Alice Gross, 14, went missing in August 2014 and her body was found in the River Brent after a five-week search. On Thursday a review hearing will be held, ahead of a full inquest.
Alice went missing in London on 28 August 2014. After a month of intensive searching, her body was found on 30 September. The search for her was the largest deployment of Metropolitan Police officers in a search operation since the 7 July 2005 London bombings. It involved 600 officers from eight forces.
The prime suspect was Latvian convicted murderer Arnis Zalkalns, who went missing from Ealing, London, on 3 September. On 1 October, police launched a murder inquiry after the Alice’s body was found in the River Brent the night before.
On 4 October, police announced that they had found a badly decomposed body in dense woodland in Boston Manor Park during their search for Zalkalns. Police confirmed two days later that the body was that of Zalkalns.
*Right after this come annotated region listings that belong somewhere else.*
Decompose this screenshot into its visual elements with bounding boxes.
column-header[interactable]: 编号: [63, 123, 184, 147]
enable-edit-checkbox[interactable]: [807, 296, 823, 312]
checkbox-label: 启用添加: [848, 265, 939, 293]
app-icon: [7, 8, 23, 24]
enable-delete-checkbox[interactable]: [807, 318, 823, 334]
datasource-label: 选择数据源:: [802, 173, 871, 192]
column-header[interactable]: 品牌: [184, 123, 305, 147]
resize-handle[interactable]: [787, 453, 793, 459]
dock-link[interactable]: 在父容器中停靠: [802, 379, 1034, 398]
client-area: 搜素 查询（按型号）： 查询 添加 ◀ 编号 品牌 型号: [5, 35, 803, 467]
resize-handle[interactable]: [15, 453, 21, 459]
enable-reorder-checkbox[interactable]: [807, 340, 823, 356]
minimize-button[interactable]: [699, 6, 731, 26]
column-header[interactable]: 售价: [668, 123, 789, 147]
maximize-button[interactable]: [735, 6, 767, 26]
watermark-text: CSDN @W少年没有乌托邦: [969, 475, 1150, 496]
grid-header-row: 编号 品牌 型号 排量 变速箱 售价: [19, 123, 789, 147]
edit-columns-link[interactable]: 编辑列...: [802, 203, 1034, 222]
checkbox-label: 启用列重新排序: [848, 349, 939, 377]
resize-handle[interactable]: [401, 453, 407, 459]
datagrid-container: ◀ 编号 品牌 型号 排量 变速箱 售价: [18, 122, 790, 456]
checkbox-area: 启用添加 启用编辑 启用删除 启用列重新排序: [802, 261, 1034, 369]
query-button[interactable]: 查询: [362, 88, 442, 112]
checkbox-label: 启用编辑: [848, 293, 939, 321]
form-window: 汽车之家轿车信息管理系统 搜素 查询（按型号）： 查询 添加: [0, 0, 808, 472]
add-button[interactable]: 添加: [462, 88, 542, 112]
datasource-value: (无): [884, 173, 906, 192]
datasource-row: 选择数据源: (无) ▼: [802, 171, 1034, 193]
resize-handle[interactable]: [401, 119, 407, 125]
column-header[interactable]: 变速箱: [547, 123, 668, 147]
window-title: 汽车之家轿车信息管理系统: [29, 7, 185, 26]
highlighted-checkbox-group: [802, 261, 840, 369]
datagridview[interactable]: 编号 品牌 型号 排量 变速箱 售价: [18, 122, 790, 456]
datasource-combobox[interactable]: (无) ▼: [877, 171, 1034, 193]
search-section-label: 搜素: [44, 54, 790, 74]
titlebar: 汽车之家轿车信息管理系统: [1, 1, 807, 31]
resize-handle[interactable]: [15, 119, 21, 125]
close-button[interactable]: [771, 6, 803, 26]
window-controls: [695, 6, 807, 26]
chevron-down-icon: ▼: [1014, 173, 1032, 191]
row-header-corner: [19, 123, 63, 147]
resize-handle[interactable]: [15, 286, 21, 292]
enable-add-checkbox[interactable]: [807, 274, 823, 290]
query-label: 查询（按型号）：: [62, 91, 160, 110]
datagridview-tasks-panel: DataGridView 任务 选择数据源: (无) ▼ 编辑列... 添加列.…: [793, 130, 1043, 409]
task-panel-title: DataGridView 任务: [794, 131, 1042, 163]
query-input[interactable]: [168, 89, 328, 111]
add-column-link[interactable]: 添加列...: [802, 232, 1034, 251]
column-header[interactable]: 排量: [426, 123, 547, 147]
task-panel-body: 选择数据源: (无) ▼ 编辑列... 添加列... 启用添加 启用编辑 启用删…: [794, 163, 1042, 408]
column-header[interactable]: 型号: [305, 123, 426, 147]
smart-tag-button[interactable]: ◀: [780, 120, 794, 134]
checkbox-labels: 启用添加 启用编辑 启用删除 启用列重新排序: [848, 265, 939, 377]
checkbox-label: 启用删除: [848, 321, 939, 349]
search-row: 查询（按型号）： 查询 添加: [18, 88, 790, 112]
The cause of death was hanging.
Alice was last seen alive walking along a towpath, while Zalkalns was caught on CCTV following her on his bike. Despite the search, it was more than a month before her body was found near her home in Hanwell, west London.
CCTV evidence suggested that Zalkalns would have passed Alice on the towpath at about 4.10pm, when he stopped for at least 80 minutes, police said. When he reappeared on camera, Zalkalns’ appearance indicated he might have been in the water and his trouser legs were rolled up, police said.
CCTV footage showed him buying beer in a nearby shop later that evening before he cycled on a different bike to the area where Alice was last seen. He returned on a further two occasions and had searched Alice’s name online as reports of her disappearance emerged.
Zalkalns was last seen in a shop in south Acton in the early hours on 4 September when, carrying a heavily laden rucksack, he bought food and water.
Scotland Yard revealed evidence on Tuesday which it says “points firmly” to the Latvian builder being responsible for the 14-year-old’s abduction and death and the extraordinary lengths taken to hide her body in the River Brent in west London.
Zalkalns’ DNA was found on Alice’s shoe and a cigarette butt at the crime scene, her iPhone case was discovered buried in his back garden, and one of the bags used to conceal her body matched a roll of bags found at his workplace, the force said.
Speaking at Scotland Yard’s headquarters today, Detective Chief Inspector Andy Chalmers said the cause of Alice’s death was asphyxia, caused by a larger body lying on top of her smaller body.
“We believe the most likely motive was sexual,” he said.
Mr Chalmers said “great efforts had been made to carefully and deliberately hide the body”.
Alice was found tied in a foetal position, wrapped in bin bags, which had been weighted down with a bike wheel and bricks and covered with six sections of a tree trunk in a pyramid formation, police revealed.
Fire crews were needed to remove the heavy tree trunks placed on top of Alice’s body, which was naked apart from one sock. Most of her clothes have never been found.
Zalkalns, who had previously served seven years for murdering his wife Rudite in Latvia, is believed to have come to the UK in 2007, but authorities here are thought to have had no record of his murder conviction.
Scotland Yard has insisted it was “unlikely” that Alice’s life would have been saved had the force known about Zalkalns’ murder conviction before her death.
Police have also spoken to a woman, who initially refused to provide a statement, following an alleged assault by Zalkalns in 2009 when she was 14.
In a statement, Alice’s family said there remained “serious unanswered questions” following her death, after her suspected killer was allowed to move to the UK in 2007 despite being convicted of murdering his wife.
A review hearing ahead of a full inquest into Alice’s death will be held at west London coroner’s court on Thursday.